À propos de : A. Delaigue et S. Ménia, Nos phobies économiques : ces peurs que l’économiste guérit mieux qu’un psy, Pearson Education.


Dans un ouvrage centré sur les sujets d’inquiétudes économiques, deux économistes bien connus de la blogosphère rendent accessible leur discipline sans pour autant renoncer à en faire comprendre la complexité.

Recensé : Alexandre Delaigue et Stéphane Ménia, Nos phobies économiques : ces peurs que l’économiste guérit mieux qu’un psy, Pearson Education, 2010, 224p., 19€

Une thèse répandue dans certains milieux patronaux est que les mauvaises performances économiques de la France s’expliquent, au moins en partie, par le faible niveau des Français en économie. L’argument résiste en fait difficilement à un examen sérieux. Il ne fait guère de doute que l’opinion française a une connaissance lacunaire des données et des mécanismes économiques. Mais ce phénomène est loin d’être spécifique à la France. Les Américains estiment ainsi en moyenne que l’aide au développement représente un quart du budget fédéral américain, alors que le vrai chiffre est de seulement 1%. Bien plus, un sondage réalisé en 2009 par l’institut BVA dans huit pays européens [1] concluait au fait que les Français avaient des connaissances de base en économie supérieures à la moyenne, alors que les Britanniques étaient bons derniers.

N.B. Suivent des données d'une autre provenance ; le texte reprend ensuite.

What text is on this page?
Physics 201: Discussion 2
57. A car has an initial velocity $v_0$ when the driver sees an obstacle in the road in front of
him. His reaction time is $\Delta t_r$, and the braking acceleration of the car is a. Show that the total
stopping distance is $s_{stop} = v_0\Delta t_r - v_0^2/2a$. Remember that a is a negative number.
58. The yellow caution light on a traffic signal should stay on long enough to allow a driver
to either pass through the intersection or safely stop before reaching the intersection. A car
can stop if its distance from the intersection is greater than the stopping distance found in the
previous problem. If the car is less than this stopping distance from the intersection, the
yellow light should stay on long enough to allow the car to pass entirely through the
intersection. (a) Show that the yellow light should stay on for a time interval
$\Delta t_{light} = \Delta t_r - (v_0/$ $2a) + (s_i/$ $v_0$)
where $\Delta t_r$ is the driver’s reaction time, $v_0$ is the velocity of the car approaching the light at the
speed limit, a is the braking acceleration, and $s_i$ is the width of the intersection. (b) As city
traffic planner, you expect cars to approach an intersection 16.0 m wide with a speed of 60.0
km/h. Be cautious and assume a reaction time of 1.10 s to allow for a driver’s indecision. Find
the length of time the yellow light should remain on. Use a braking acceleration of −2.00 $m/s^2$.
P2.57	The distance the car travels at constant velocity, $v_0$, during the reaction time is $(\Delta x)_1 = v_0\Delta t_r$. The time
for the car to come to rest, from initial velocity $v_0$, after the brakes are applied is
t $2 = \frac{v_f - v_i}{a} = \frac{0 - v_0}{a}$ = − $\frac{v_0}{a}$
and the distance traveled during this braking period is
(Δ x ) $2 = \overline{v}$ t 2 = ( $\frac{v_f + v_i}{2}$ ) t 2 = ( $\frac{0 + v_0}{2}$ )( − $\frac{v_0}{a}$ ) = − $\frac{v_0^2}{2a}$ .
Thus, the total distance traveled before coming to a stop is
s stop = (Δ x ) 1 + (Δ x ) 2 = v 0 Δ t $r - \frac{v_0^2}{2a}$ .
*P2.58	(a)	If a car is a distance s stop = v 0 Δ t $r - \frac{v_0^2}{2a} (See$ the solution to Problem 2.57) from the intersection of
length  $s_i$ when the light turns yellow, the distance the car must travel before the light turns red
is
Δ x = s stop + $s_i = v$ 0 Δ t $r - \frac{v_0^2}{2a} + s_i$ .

Le pessimisme économique, un mal français

Ce qui est en revanche bien établi est que les Français sont nettement plus pessimistes que leurs voisins, en particulier sur les sujets économiques. Alexandre Delaigue et Stéphane Ménia mentionnent ainsi en ouverture de leur ouvrage un sondage de 2009 montrant que les Français étaient nettement moins optimistes que leurs voisins européens quant aux perspectives économiques de la décennie à venir. Une étude conduite à la fin 2010 établissait le même constat pour le court terme : les Français étaient 61% à penser que 2011 serait une année de « difficultés économiques », ce qui constituait la plus haute proportion sur les 53 pays couverts, et un chiffre très au-dessus de la moyenne internationale (28%).

Cette spécificité française peut difficilement être expliquée par des raisons conjoncturelles. La France a certes été très durement touchée par la crise économique qui s’est déclenchée en 2008, mais la chute de la production ou les pertes d’emplois y ont été moins marquées que dans la plupart des autres grands pays développés. Le pessimisme des Français semble plutôt renvoyer à des caractéristiques structurelles de la société française, que les économistes ont abondamment documentées au cours de ces dernières années. En comparaison internationale, les Français se distingueraient ainsi par un faible niveau de confiance envers les institutions (le parlement, les syndicats, la justice, etc.) et leurs concitoyens [2], avec des conséquences désastreuses pour les relations sociales en général, et les rapports dans le monde du travail en particulier [3].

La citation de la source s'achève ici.